5
Pumped groundwater out of a Roman well site and lost a key artifact
Last Tuesday I was helping on a dig near Bath, England, where we were clearing a 1st century well. The pump we rented from a local rental yard kept sucking up mud and gravel, nothing crazy until the hose kicked sideways and sent a jet of water straight into the screening table. I saw a little bronze fibula brooch fly off into the overflow bucket and before I could yell, it went down the drain into the river. The site director gave me the cold stare for a solid minute, then just said 'well, that's one way to lose 40 pounds of artifact.' We spent the next three hours digging through the silt pile downstream with sieves, found half a Roman nail but no brooch.
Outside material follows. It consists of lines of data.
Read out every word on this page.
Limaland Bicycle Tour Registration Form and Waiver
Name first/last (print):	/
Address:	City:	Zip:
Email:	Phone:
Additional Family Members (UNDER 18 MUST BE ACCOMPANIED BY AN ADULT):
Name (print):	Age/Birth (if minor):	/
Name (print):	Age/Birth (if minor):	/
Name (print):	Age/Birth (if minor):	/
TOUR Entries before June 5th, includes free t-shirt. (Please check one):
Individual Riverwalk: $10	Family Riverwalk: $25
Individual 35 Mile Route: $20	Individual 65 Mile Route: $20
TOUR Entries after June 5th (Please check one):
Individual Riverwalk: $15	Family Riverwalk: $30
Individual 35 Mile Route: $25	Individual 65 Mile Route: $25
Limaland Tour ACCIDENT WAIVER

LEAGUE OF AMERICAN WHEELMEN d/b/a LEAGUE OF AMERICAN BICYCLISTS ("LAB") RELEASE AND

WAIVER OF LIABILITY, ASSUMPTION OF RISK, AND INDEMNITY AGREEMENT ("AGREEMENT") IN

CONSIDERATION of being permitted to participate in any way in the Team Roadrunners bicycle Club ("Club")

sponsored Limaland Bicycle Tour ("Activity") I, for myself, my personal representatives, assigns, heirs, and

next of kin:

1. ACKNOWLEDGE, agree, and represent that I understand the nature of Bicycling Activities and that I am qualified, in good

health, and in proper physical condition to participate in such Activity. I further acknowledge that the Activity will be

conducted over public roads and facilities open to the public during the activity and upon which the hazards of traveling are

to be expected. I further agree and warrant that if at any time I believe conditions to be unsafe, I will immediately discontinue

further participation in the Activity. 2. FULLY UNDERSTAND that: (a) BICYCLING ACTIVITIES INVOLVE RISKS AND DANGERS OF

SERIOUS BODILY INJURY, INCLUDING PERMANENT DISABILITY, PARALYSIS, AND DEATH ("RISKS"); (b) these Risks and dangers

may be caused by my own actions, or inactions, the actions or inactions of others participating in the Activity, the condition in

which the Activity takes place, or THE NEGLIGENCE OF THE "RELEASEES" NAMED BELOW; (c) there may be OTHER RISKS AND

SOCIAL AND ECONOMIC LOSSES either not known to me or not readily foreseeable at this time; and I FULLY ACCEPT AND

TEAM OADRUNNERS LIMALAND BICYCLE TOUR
Has anyone else had a piece of history just vanish because of bad equipment or a dumb move like this?
2 comments
Log in to join the discussion
Log In2 Comments
eva_lewis9d ago
well, that's one way to lose 40 pounds of artifact' is gonna be the tagline for my worst archaeological nightmares now. RIP little brooch, you're out there living your best river life.
3
the_tara9d ago
Actually that brooch might do more good in the river than in a museum. Those things get locked away in storage rooms for decades, never seen by anyone. Now some fish is wearing it, or a kid finds it 50 years from now and actually cares about it. Plus rivers move stuff around, could end up in a completely different country and teach us about trade routes. Sounds like the brooch is doing better fieldwork than most grad students.